AMY GOODMAN: Well, Physicians for a National Health Program, your organization, many members are. If the polls show that most doctors are actually for single payer, let alone a public health plan, how does the AMA work? I mean, in the American Psychological Association, we know the campaign of people, psychologists within the association, taking on the leadership around the issue of torture. On the issue with the American Medical Association of saying they’re opposed to a public plan, does that represent the majority of doctors in the AMA?

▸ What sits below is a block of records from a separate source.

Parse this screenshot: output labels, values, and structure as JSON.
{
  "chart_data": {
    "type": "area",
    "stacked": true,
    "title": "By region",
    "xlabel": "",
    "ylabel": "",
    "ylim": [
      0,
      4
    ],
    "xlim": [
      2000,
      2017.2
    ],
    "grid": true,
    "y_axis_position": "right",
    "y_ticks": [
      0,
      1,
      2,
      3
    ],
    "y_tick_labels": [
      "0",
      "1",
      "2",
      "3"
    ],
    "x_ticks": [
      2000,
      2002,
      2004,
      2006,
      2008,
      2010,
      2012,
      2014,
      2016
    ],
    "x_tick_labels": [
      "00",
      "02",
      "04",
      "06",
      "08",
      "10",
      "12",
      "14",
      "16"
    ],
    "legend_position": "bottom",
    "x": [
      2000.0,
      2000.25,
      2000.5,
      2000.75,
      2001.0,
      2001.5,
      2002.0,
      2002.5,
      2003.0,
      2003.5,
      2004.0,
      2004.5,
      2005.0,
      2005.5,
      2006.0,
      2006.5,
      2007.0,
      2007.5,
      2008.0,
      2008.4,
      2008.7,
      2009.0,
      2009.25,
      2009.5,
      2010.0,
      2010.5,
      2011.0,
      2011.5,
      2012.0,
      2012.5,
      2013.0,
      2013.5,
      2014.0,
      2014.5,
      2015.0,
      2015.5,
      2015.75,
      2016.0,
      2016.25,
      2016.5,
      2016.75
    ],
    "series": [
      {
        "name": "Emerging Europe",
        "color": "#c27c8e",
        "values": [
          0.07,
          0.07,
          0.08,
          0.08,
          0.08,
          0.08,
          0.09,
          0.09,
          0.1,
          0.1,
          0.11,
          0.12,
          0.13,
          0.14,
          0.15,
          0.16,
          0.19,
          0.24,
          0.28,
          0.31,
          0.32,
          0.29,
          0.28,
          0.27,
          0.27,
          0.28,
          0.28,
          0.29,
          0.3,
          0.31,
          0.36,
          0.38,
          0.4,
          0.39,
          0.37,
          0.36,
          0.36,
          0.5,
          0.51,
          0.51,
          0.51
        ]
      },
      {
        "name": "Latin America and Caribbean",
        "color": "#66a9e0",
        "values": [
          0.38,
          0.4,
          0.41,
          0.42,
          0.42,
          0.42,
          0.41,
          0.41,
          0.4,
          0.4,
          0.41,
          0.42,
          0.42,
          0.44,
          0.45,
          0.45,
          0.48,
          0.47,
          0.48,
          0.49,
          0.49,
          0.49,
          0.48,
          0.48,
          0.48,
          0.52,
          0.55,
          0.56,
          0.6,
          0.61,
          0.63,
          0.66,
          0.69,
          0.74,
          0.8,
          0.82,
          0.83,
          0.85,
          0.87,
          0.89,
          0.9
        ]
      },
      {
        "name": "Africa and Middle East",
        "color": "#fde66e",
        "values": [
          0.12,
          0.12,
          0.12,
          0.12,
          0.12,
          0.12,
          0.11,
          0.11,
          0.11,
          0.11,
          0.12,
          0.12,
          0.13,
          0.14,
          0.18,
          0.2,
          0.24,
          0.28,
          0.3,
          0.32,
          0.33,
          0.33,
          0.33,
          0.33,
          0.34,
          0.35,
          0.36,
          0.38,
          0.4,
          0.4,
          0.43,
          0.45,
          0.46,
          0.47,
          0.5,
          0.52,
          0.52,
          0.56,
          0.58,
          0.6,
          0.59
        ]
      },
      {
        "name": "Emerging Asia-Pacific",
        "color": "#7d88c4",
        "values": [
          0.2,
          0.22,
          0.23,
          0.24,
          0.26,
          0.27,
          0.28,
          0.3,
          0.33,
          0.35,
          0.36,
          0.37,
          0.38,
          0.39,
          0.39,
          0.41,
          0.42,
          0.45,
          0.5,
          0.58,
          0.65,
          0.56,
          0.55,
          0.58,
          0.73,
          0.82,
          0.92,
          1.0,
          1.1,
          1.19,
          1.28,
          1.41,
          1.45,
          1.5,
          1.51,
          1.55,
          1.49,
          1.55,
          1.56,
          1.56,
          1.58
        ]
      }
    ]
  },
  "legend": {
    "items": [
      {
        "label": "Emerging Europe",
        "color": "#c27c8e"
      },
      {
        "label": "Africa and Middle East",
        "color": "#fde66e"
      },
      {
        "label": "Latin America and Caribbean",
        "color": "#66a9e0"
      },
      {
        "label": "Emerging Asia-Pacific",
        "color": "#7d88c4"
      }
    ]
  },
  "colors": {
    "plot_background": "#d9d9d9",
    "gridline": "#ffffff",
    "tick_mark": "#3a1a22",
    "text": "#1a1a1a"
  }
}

DR. WESLEY BOYD: Well, one of my colleagues, actually, at Cambridge Health Alliance surveyed a broad swath of physicians, both across the country and then across Massachusetts. I’m not sure exactly what the big survey showed, but the — in general, more than half of physicians support a single-payer health program, when you ask them what kind of means of paying for healthcare they most support. But when you ask those same physicians who support single-payer national healthcare what they feel like their colleagues would believe, the majority of them think their colleagues would be opposed to it. So there definitely is, it seems to me, a discrepancy between what most physicians believe about how we ought to, you know, go forward with healthcare reform and what they think most of their colleagues do.
What happens at the AMA, I know that there — I know there are some very good people in the AMA. I know people on the ethics panel, for example, that oversees all the ethical issues at the AMA. You know, very good people, supportive of single-payer healthcare. I don’t know what happens in the leadership such that we get these very sad, very depressing reports that come out, like we saw yesterday.
JUAN GONZALEZ: And, Mark Hannay, I’d like to ask you your expectations now over the summer, as Congress begins to take up healthcare legislation, what you’re hoping, your group is hoping, to accomplish?
MARK HANNAY: Well, I think, essentially, we — it’s going to be fast. This whole thing is going to be over, and the bills are going to be crafted in the next three or four weeks. They’re going to be to the floors and voted on by the 1st of August. Then they’re going to come back in the fall, cobble together a grand bill, hopefully pass it, and will be done by early October. So, it’s fast, fast, fast. That’s the first thing.
I think what we’re hoping to do at this point, at the very least, is to bring the voice of the grassroots, the public, the people, into the conversation, so that it’s not just a conversation between sort of all the usual institutional suspects, like insurance companies and the American Medical Association and the American Hospital Association and so forth, so that we get the perspective of what we, the public, want to see happen in healthcare reform.
AMY GOODMAN: Mark Hannay, we want to thank you for being with us, director of the Metro New York Health Care for All Campaign. And Dr. Wes Boyd, Cambridge Health Alliance and Harvard Medical School, is the leading author in the piece that just appears in the New England Journal of Medicine talking about the billions that health and life insurance industry has invested in tobacco stock.